Imagine that the government required people to wear a nice suit in public spaces like sidewalks, airports, and parks. Or required a precise haircut (e.g., within the last three days). Or imagine that signs had to be most easily read in latin. Or that Mormon sermons were loudly broadcast. Such policies would reduce the rate of crime and related complaints in public spaces, by imposing higher costs on the sorts of people who commit crimes (and on many others). Is that a good enough reason to implement such policies? Now consider that some public spaces play classical music to push away undesirables:
The Port Authority is one of many public spaces across the country that uses classical music to help control vagrancy: to drive the homeless away. … [In] the mid-1980s … a 7-Eleven began playing music in the parking lot as a deterrent to the crowds of teenagers congregating there. Plenty of stores continue to use the technique. … In 2001, police in West Palm Beach, Fla., blasted Mozart and Beethoven on a crime-ridden street corner and saw incidents dwindle dramatically. In 2010, the transit authority in Portland, Ore., began playing classical music at light-rail stops, and calls to police dropped. When the London Underground started piping classical music into its stations in 2005, physical and verbal abuse by young people declined by 33 percent. … Some sources report that Barry Manilow is as effective as Mozart in driving away unwanted groups of teens. (more)

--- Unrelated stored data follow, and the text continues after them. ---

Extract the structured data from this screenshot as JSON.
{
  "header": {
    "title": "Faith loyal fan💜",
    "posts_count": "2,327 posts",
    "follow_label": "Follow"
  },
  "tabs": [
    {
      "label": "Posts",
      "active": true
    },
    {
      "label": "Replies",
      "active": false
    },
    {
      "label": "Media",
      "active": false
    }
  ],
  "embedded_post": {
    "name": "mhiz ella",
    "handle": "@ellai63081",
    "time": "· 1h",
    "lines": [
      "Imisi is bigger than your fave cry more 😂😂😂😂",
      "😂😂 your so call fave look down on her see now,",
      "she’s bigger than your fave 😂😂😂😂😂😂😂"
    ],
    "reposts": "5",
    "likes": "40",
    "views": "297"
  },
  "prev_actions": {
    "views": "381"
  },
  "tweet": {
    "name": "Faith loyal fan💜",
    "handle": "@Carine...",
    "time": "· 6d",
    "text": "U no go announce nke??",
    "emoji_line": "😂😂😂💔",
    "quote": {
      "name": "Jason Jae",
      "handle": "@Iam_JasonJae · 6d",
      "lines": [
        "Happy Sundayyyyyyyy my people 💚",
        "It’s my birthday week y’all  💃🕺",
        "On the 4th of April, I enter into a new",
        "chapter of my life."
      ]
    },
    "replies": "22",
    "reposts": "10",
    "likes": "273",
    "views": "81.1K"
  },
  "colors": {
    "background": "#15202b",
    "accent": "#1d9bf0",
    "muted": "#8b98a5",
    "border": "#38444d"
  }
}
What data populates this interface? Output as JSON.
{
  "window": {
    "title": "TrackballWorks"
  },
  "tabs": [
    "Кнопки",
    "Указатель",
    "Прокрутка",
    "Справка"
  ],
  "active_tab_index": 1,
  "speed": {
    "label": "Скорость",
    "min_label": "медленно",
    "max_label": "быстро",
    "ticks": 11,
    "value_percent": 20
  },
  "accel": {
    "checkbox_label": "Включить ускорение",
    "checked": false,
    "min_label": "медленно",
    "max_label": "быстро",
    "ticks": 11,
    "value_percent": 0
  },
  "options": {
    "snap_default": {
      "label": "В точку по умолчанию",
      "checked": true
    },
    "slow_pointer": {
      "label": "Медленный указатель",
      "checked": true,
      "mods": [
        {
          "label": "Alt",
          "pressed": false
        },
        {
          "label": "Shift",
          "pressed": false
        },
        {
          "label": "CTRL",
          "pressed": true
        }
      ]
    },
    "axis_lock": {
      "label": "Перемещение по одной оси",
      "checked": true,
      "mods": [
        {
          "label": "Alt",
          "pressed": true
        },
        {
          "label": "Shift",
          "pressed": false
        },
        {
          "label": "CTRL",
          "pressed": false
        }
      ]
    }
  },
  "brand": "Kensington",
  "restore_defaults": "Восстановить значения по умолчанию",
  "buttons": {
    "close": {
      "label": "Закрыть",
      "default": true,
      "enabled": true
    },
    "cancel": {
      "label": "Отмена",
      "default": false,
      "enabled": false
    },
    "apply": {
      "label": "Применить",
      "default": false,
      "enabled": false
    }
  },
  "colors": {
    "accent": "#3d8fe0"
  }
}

The basic question: when is it ok for the government to impose costs on some subset of people in public, because that subset contains a higher fraction of those who commit crimes? Should there be any limits on the types of people a government can favor in public spaces?
Why do you think a Clockwork Orange-type situation is bad? (Other than that the author wanted you to.)
Is it possible that crime is positively related with the size of the cluster of teens?